Generative artificial intelligence (GenAI) is rapidly evolving, transforming how enterprises approach technology. From addressing adoption barriers to understanding the broader implications of AI-driven energy consumption, the conversation surrounding AI’s next chapter is critical to unlocking its full potential. In our fourth installment of Navigating the AI Boom, we explore the potential opportunities regarding enterprise AI adoption and its impact across industries. 

Understanding Agentic AI

The enterprise software and automation world has quickly pivoted away from copilots as the best way to consume GenAI and has moved rapidly toward AI agents. While both copilots and AI agents are powered by large language models (LLMs), the two have significant differences. First, copilots serve as aids to help humans do their jobs or complete a task. A human prompts the copilot for what they need help with, and only then does AI get involved. AI agents, on the other hand, operate largely autonomously and independently of human interaction. They’re designed with a specific goal in mind and take action to achieve that goal. Some examples of AI agents range from customer service help desks to energy systems or even self-driving cars. The ability of AI agents to act more autonomously and remove humans from a process is the key reason we expect agentic AI to drive material AI adoption in the near future. Our analysts also expect agentic AI to be a major catalyst for enterprise AI adoption, as AI agents are more autonomous than copilots, operate without human interaction, and can solve complex, multistep problems.

What Are the Main Barriers to GenAI Adoption?

On the buyer side, most challenges revolve around getting their internal house in order before tackling this new tech paradigm. This includes finding budgets for new tech spending, investing in data readiness, finding capacity for change management, and more. On the vendor side, the issue primarily relates to the technology’s immaturity. After all, it has only been two years since GenAI came onto the scene. Tech vendors have had to rapidly deploy new solutions that incorporate the technology, make it accurate, and develop a solution that actually delivers value to customers. With time, development, guardrails, and increasing familiarity, our analysts believe current barriers for GenAI adoption will get knocked down over the coming years, just as they did for the cloud in the 2010s, driving a decade-plus of strong adoption that is still ongoing.
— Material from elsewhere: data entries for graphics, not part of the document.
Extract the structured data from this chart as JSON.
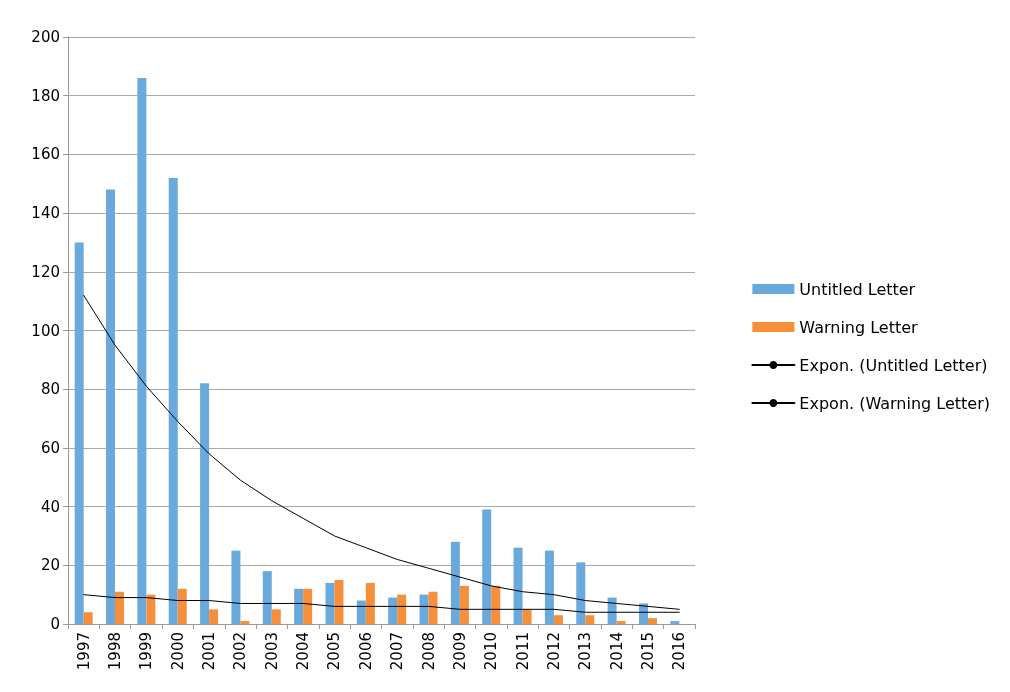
{
  "chart_data": {
    "type": "bar",
    "categories": [
      "1997",
      "1998",
      "1999",
      "2000",
      "2001",
      "2002",
      "2003",
      "2004",
      "2005",
      "2006",
      "2007",
      "2008",
      "2009",
      "2010",
      "2011",
      "2012",
      "2013",
      "2014",
      "2015",
      "2016"
    ],
    "series": [
      {
        "name": "Untitled Letter",
        "color": "#6aa9dc",
        "values": [
          130,
          148,
          186,
          152,
          82,
          25,
          18,
          12,
          14,
          8,
          9,
          10,
          28,
          39,
          26,
          25,
          21,
          9,
          7,
          1
        ]
      },
      {
        "name": "Warning Letter",
        "color": "#f58f3a",
        "values": [
          4,
          11,
          10,
          12,
          5,
          1,
          5,
          12,
          15,
          14,
          10,
          11,
          13,
          13,
          5,
          3,
          3,
          1,
          2,
          0
        ]
      },
      {
        "name": "Expon. (Untitled Letter)",
        "type": "line",
        "color": "#000000",
        "values": [
          112,
          95,
          81,
          69,
          58,
          49,
          42,
          36,
          30,
          26,
          22,
          19,
          16,
          13,
          11,
          10,
          8,
          7,
          6,
          5
        ]
      },
      {
        "name": "Expon. (Warning Letter)",
        "type": "line",
        "color": "#000000",
        "values": [
          10,
          9,
          9,
          8,
          8,
          7,
          7,
          7,
          6,
          6,
          6,
          6,
          5,
          5,
          5,
          5,
          4,
          4,
          4,
          4
        ]
      }
    ],
    "ylim": [
      0,
      200
    ],
    "yticks": [
      0,
      20,
      40,
      60,
      80,
      100,
      120,
      140,
      160,
      180,
      200
    ],
    "grid": "y",
    "legend": "right",
    "marker": "none",
    "line_style": "solid"
  }
}
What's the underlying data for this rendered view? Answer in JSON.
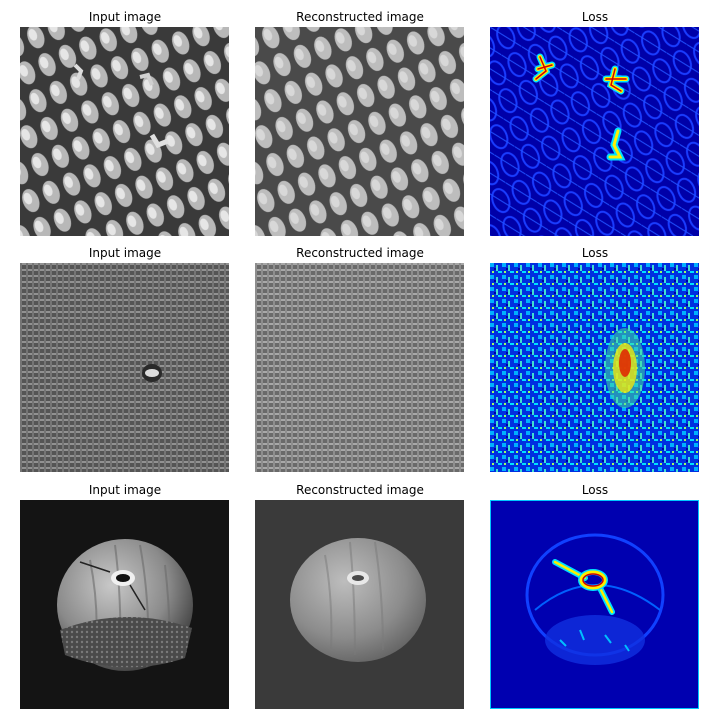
{
  "figure": {
    "rows": [
      {
        "id": "grid",
        "panels": [
          {
            "kind": "input",
            "title": "Input image"
          },
          {
            "kind": "recon",
            "title": "Reconstructed image"
          },
          {
            "kind": "loss",
            "title": "Loss"
          }
        ]
      },
      {
        "id": "carpet",
        "panels": [
          {
            "kind": "input",
            "title": "Input image"
          },
          {
            "kind": "recon",
            "title": "Reconstructed image"
          },
          {
            "kind": "loss",
            "title": "Loss"
          }
        ]
      },
      {
        "id": "hazelnut",
        "panels": [
          {
            "kind": "input",
            "title": "Input image"
          },
          {
            "kind": "recon",
            "title": "Reconstructed image"
          },
          {
            "kind": "loss",
            "title": "Loss"
          }
        ]
      }
    ],
    "colors": {
      "loss_low": "#0000b4",
      "loss_mid": "#00c8ff",
      "loss_high": "#ffee00",
      "loss_peak": "#d00000"
    }
  }
}
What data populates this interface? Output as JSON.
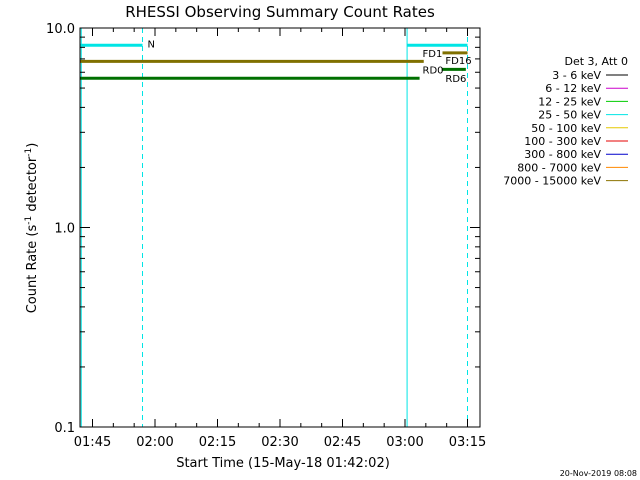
{
  "chart_data": {
    "type": "line",
    "title": "RHESSI Observing Summary Count Rates",
    "xlabel": "Start Time (15-May-18 01:42:02)",
    "ylabel": {
      "pre": "Count Rate (s",
      "sup1": "-1",
      "mid": " detector",
      "sup2": "-1",
      "post": ")"
    },
    "x_unit": "minutes of day",
    "xlim": [
      102,
      198
    ],
    "ylim": [
      0.1,
      10.0
    ],
    "y_scale": "log",
    "x_ticks": [
      {
        "v": 105,
        "label": "01:45"
      },
      {
        "v": 120,
        "label": "02:00"
      },
      {
        "v": 135,
        "label": "02:15"
      },
      {
        "v": 150,
        "label": "02:30"
      },
      {
        "v": 165,
        "label": "02:45"
      },
      {
        "v": 180,
        "label": "03:00"
      },
      {
        "v": 195,
        "label": "03:15"
      }
    ],
    "y_ticks": [
      {
        "v": 0.1,
        "label": "0.1"
      },
      {
        "v": 1.0,
        "label": "1.0"
      },
      {
        "v": 10.0,
        "label": "10.0"
      }
    ],
    "legend": {
      "position": "right",
      "header": "Det 3, Att 0",
      "entries": [
        {
          "label": "3 - 6 keV",
          "color": "#000000"
        },
        {
          "label": "6 - 12 keV",
          "color": "#cc00cc"
        },
        {
          "label": "12 - 25 keV",
          "color": "#00cc00"
        },
        {
          "label": "25 - 50 keV",
          "color": "#00e5e5"
        },
        {
          "label": "50 - 100 keV",
          "color": "#e5c800"
        },
        {
          "label": "100 - 300 keV",
          "color": "#e50000"
        },
        {
          "label": "300 - 800 keV",
          "color": "#0000cc"
        },
        {
          "label": "800 - 7000 keV",
          "color": "#ff8800"
        },
        {
          "label": "7000 - 15000 keV",
          "color": "#8b7300"
        }
      ]
    },
    "flag_lines": [
      {
        "x0": 102,
        "x1": 184.5,
        "y": 6.8,
        "color": "#807000"
      },
      {
        "x0": 102,
        "x1": 183.5,
        "y": 5.6,
        "color": "#007000"
      },
      {
        "x0": 102,
        "x1": 117,
        "y": 8.2,
        "color": "#00e5e5"
      },
      {
        "x0": 180.5,
        "x1": 195,
        "y": 8.2,
        "color": "#00e5e5"
      },
      {
        "x0": 189,
        "x1": 195,
        "y": 7.5,
        "color": "#807000"
      },
      {
        "x0": 188.8,
        "x1": 194.6,
        "y": 6.2,
        "color": "#007000"
      }
    ],
    "flag_labels": [
      {
        "text": "N",
        "x": 118.2,
        "y": 8.35,
        "color": "#00e5e5"
      },
      {
        "text": "FD1",
        "x": 184.2,
        "y": 7.5,
        "color": "#807000"
      },
      {
        "text": "FD16",
        "x": 189.7,
        "y": 6.9,
        "color": "#807000"
      },
      {
        "text": "RD0",
        "x": 184.2,
        "y": 6.2,
        "color": "#007000"
      },
      {
        "text": "RD6",
        "x": 189.7,
        "y": 5.6,
        "color": "#007000"
      }
    ],
    "vlines": [
      {
        "x": 102.3,
        "style": "solid",
        "color": "#00e5e5"
      },
      {
        "x": 117,
        "style": "dashed",
        "color": "#00e5e5"
      },
      {
        "x": 180.5,
        "style": "solid",
        "color": "#00e5e5"
      },
      {
        "x": 195,
        "style": "dashed",
        "color": "#00e5e5"
      }
    ]
  },
  "footer": {
    "timestamp": "20-Nov-2019 08:08"
  }
}
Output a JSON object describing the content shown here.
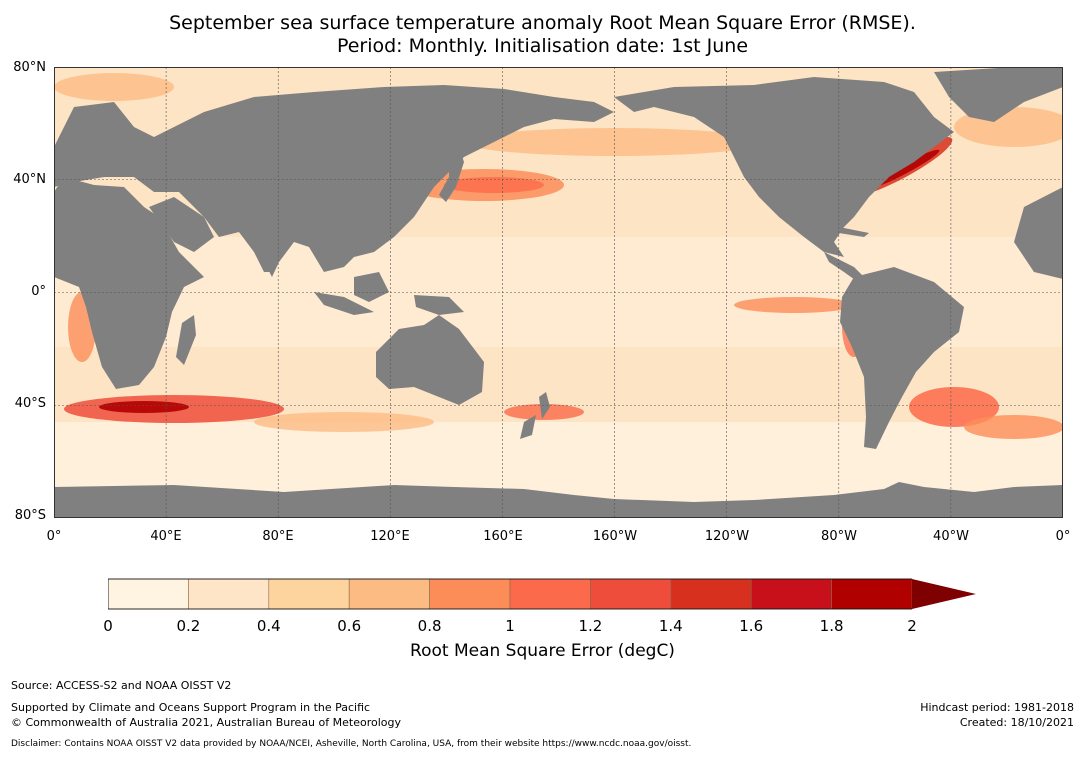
{
  "title": {
    "line1": "September sea surface temperature anomaly Root Mean Square Error (RMSE).",
    "line2": "Period: Monthly. Initialisation date: 1st June"
  },
  "map": {
    "lat_labels": [
      "80°N",
      "40°N",
      "0°",
      "40°S",
      "80°S"
    ],
    "lon_labels": [
      "0°",
      "40°E",
      "80°E",
      "120°E",
      "160°E",
      "160°W",
      "120°W",
      "80°W",
      "40°W",
      "0°"
    ],
    "land_color": "#808080",
    "grid_color": "#555555"
  },
  "colorbar": {
    "ticks": [
      "0",
      "0.2",
      "0.4",
      "0.6",
      "0.8",
      "1",
      "1.2",
      "1.4",
      "1.6",
      "1.8",
      "2"
    ],
    "colors": [
      "#fff3e1",
      "#fee5c8",
      "#fdd49e",
      "#fdbb84",
      "#fc8d59",
      "#fb6a4a",
      "#ef4d3c",
      "#d7301f",
      "#c8101a",
      "#b00000"
    ],
    "extend_color": "#7f0000",
    "label": "Root Mean Square Error (degC)"
  },
  "footer": {
    "source": "Source: ACCESS-S2 and NOAA OISST V2",
    "supported": "Supported by Climate and Oceans Support Program in the Pacific",
    "copyright": "© Commonwealth of Australia 2021, Australian Bureau of Meteorology",
    "disclaimer": "Disclaimer: Contains NOAA OISST V2 data provided by NOAA/NCEI, Asheville, North Carolina, USA, from their website https://www.ncdc.noaa.gov/oisst.",
    "hindcast": "Hindcast period: 1981-2018",
    "created": "Created: 18/10/2021"
  }
}
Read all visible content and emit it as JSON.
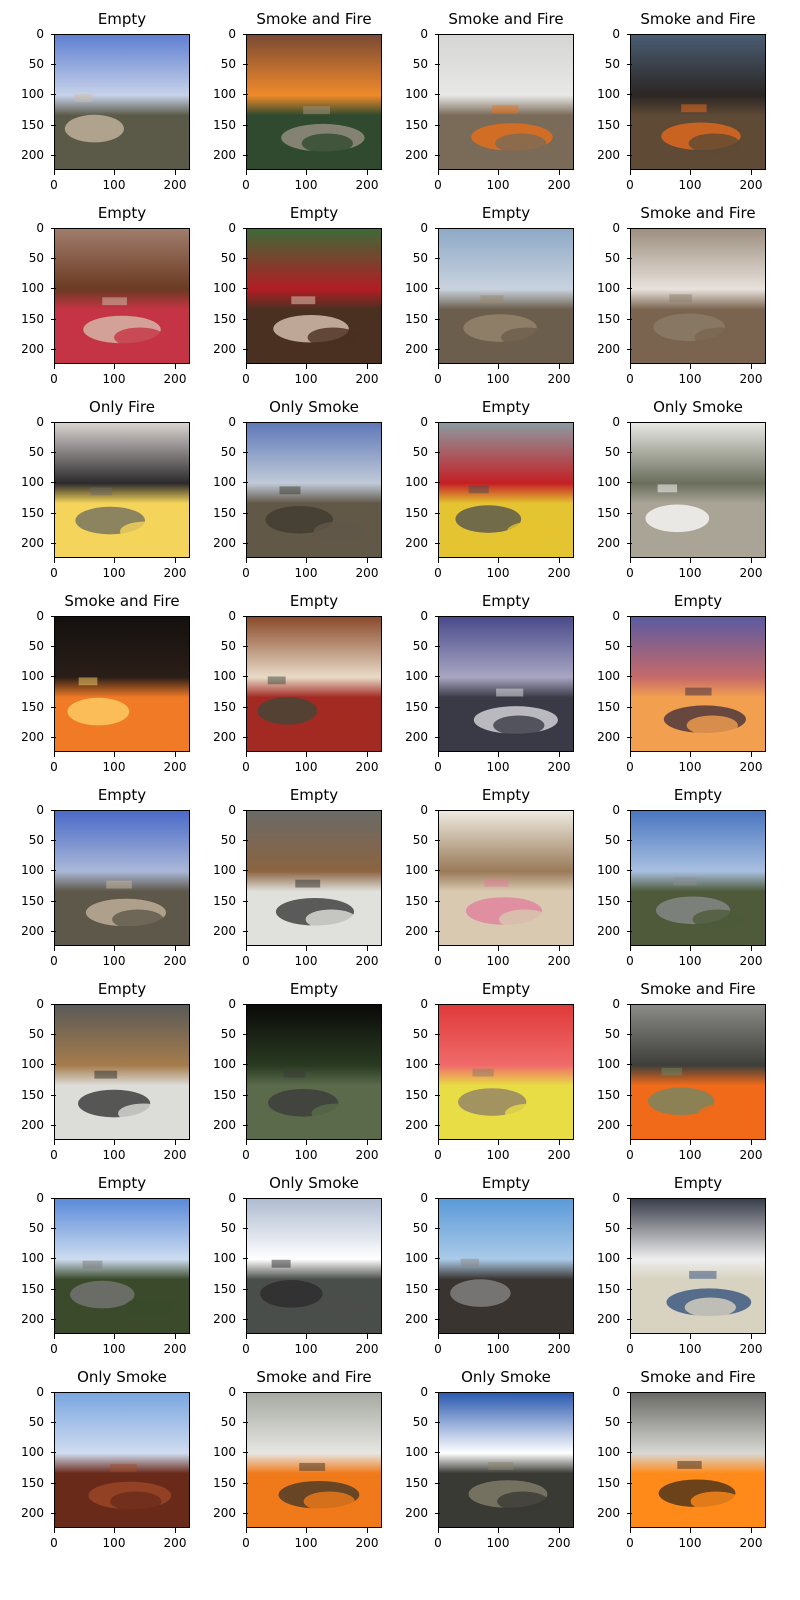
{
  "axis": {
    "yticks": [
      "0",
      "50",
      "100",
      "150",
      "200"
    ],
    "xticks": [
      "0",
      "100",
      "200"
    ]
  },
  "panels": [
    {
      "title": "Empty",
      "scene": "fisheye-sky-rocks",
      "colors": [
        "#5f7fd0",
        "#c7d2ea",
        "#5b5a48",
        "#cbbca4"
      ]
    },
    {
      "title": "Smoke and Fire",
      "scene": "forest-fire",
      "colors": [
        "#7a4a34",
        "#f08a2a",
        "#2f4a2e",
        "#a2958a"
      ]
    },
    {
      "title": "Smoke and Fire",
      "scene": "grass-fire-smoke",
      "colors": [
        "#d5d6d4",
        "#e8e8e6",
        "#7a6a58",
        "#f06f14"
      ]
    },
    {
      "title": "Smoke and Fire",
      "scene": "black-smoke-hill",
      "colors": [
        "#4a5d72",
        "#2b2624",
        "#5e4a35",
        "#ee6c1c"
      ]
    },
    {
      "title": "Empty",
      "scene": "woman-doorway",
      "colors": [
        "#a07d6c",
        "#6b3a22",
        "#c53444",
        "#d7c5b4"
      ]
    },
    {
      "title": "Empty",
      "scene": "person-red-jacket",
      "colors": [
        "#3f6a38",
        "#b21d24",
        "#4a3020",
        "#e7cfc0"
      ]
    },
    {
      "title": "Empty",
      "scene": "desert-mountains",
      "colors": [
        "#8ea9c6",
        "#c9d3de",
        "#6b5e4c",
        "#9b8a70"
      ]
    },
    {
      "title": "Smoke and Fire",
      "scene": "prairie-smoke",
      "colors": [
        "#9d8f80",
        "#e8e2dc",
        "#7a6450",
        "#8c7e6a"
      ]
    },
    {
      "title": "Only Fire",
      "scene": "lighter-flame",
      "colors": [
        "#d9d3d0",
        "#2c2a2c",
        "#f4d45a",
        "#6a6a62"
      ]
    },
    {
      "title": "Only Smoke",
      "scene": "tower-valley",
      "colors": [
        "#5f79b8",
        "#c0cad8",
        "#625848",
        "#3e3a2e"
      ]
    },
    {
      "title": "Empty",
      "scene": "car-garage",
      "colors": [
        "#8c9aa2",
        "#c41f24",
        "#e5c431",
        "#4a4e52"
      ]
    },
    {
      "title": "Only Smoke",
      "scene": "snowy-ridge",
      "colors": [
        "#e7e7e4",
        "#6a6f5c",
        "#a9a496",
        "#ffffff"
      ]
    },
    {
      "title": "Smoke and Fire",
      "scene": "night-fire-line",
      "colors": [
        "#14100e",
        "#2a1e18",
        "#f07a26",
        "#ffd46a"
      ]
    },
    {
      "title": "Empty",
      "scene": "bedroom",
      "colors": [
        "#8a4a2a",
        "#e8dbc8",
        "#a22a22",
        "#3a4a3a"
      ]
    },
    {
      "title": "Empty",
      "scene": "dusk-valley",
      "colors": [
        "#4a4a8c",
        "#a8a6c2",
        "#3a3a46",
        "#e4e4e8"
      ]
    },
    {
      "title": "Empty",
      "scene": "sunset-clouds",
      "colors": [
        "#5a5aa0",
        "#c56a6a",
        "#f2a050",
        "#3a2a3a"
      ]
    },
    {
      "title": "Empty",
      "scene": "fisheye-sky-rocks-2",
      "colors": [
        "#4a6ac8",
        "#aab8d8",
        "#5e584a",
        "#cab8a0"
      ]
    },
    {
      "title": "Empty",
      "scene": "classroom-cctv",
      "colors": [
        "#6a6a66",
        "#8c6440",
        "#e0e0dc",
        "#2e2e2c"
      ]
    },
    {
      "title": "Empty",
      "scene": "lamp-rabbit",
      "colors": [
        "#eeeae0",
        "#9a7a58",
        "#d8c9b0",
        "#e27b9a"
      ]
    },
    {
      "title": "Empty",
      "scene": "road-hill",
      "colors": [
        "#4a76c0",
        "#a8c0e0",
        "#4e5a3a",
        "#8c8e90"
      ]
    },
    {
      "title": "Empty",
      "scene": "classroom-cctv-2",
      "colors": [
        "#5a5a58",
        "#a57c4c",
        "#dcdcd8",
        "#2a2a28"
      ]
    },
    {
      "title": "Empty",
      "scene": "dark-forest-road",
      "colors": [
        "#0a0a08",
        "#2a3a22",
        "#5a6a4a",
        "#3a3a3a"
      ]
    },
    {
      "title": "Empty",
      "scene": "red-bucket",
      "colors": [
        "#e03a3a",
        "#f06a6a",
        "#e9dd45",
        "#8a7a6a"
      ]
    },
    {
      "title": "Smoke and Fire",
      "scene": "workers-fire",
      "colors": [
        "#8a8a86",
        "#3e3e3a",
        "#f06a1a",
        "#6a8a6a"
      ]
    },
    {
      "title": "Empty",
      "scene": "sunny-trees",
      "colors": [
        "#5a8ad8",
        "#cddcf0",
        "#3a4a2a",
        "#7a7a7a"
      ]
    },
    {
      "title": "Only Smoke",
      "scene": "hazy-sun",
      "colors": [
        "#aebbd0",
        "#ffffff",
        "#4a4e4a",
        "#2a2a2a"
      ]
    },
    {
      "title": "Empty",
      "scene": "cliff-patches",
      "colors": [
        "#5a9ad8",
        "#aacae8",
        "#3a3430",
        "#8a8a8a"
      ]
    },
    {
      "title": "Empty",
      "scene": "plastic-bag",
      "colors": [
        "#3a3e4a",
        "#eeeeee",
        "#d8d2c0",
        "#2a4a7a"
      ]
    },
    {
      "title": "Only Smoke",
      "scene": "red-field",
      "colors": [
        "#7aa6e0",
        "#d0dcf0",
        "#6a2a1a",
        "#a04a2a"
      ]
    },
    {
      "title": "Smoke and Fire",
      "scene": "grass-fire-2",
      "colors": [
        "#a6aaa2",
        "#e6e6e2",
        "#f07a1a",
        "#3a342a"
      ]
    },
    {
      "title": "Only Smoke",
      "scene": "fisheye-clouds",
      "colors": [
        "#2a5ab0",
        "#ffffff",
        "#3a3a34",
        "#8a8470"
      ]
    },
    {
      "title": "Smoke and Fire",
      "scene": "fire-closeup",
      "colors": [
        "#6a6a66",
        "#d8d8d4",
        "#ff8a1a",
        "#3a2a1a"
      ]
    }
  ]
}
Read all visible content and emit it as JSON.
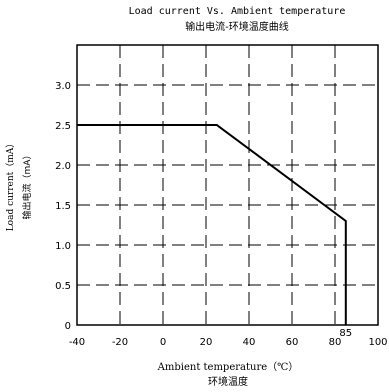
{
  "chart_data": {
    "type": "line",
    "title": "Load current Vs. Ambient temperature",
    "subtitle": "输出电流-环境温度曲线",
    "xlabel": "Ambient temperature（℃）",
    "xlabel_cn": "环境温度",
    "ylabel": "Load current（mA）",
    "ylabel_cn": "输出电流（mA）",
    "xlim": [
      -40,
      100
    ],
    "ylim": [
      0,
      3.5
    ],
    "x_ticks": [
      -40,
      -20,
      0,
      20,
      40,
      60,
      80,
      100
    ],
    "y_ticks": [
      0,
      0.5,
      1.0,
      1.5,
      2.0,
      2.5,
      3.0
    ],
    "x_tick_labels": [
      "-40",
      "-20",
      "0",
      "20",
      "40",
      "60",
      "80",
      "100"
    ],
    "y_tick_labels": [
      "0",
      "0.5",
      "1.0",
      "1.5",
      "2.0",
      "2.5",
      "3.0"
    ],
    "annotation": "85",
    "annotation_x": 85,
    "grid": true,
    "grid_style": "dashed",
    "series": [
      {
        "x": [
          -40,
          25,
          85,
          85
        ],
        "y": [
          2.5,
          2.5,
          1.3,
          0
        ]
      }
    ],
    "colors": {
      "line": "#000000",
      "grid": "#000000",
      "text": "#000000"
    }
  }
}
The GenAI Buildout Bottlenecks

Demand for data centers has been building for the past 20 years, as more and more business processes are digitized. Until recently, this demand was manageable. The advent of LLMs and an “electrifying everything” approach to climate change are weakening an increasingly fragile and outdated power grid. In a 2024 report, The Power Behind Artificial Intelligence, our analysts explored the opportunities and limitations of AI and determined that energy will be the ultimate arbiter of growth. We estimate AI could cause U.S. data center electricity demand to increase up to 15% growth annually, consuming 500 TWh (terawatt-hours) of electricity by 2030 and accounting for 9% of total U.S. electricity consumption in that year. 500 TWH is a large amount of energy consumed, roughly equivalent to the annual electricity consumption of a large country. It's important to understand AI’s role in data center growth and energy demand because LLMs used in services like ChatGPT require much more energy than a traditional web search. The bigger bottlenecks in AI adoption are occurring in non-tech areas, like energy generation, storage, and distribution. These are critical for the brick-and-mortar data centers needed to support the massive GPU clusters that LLM providers are deploying.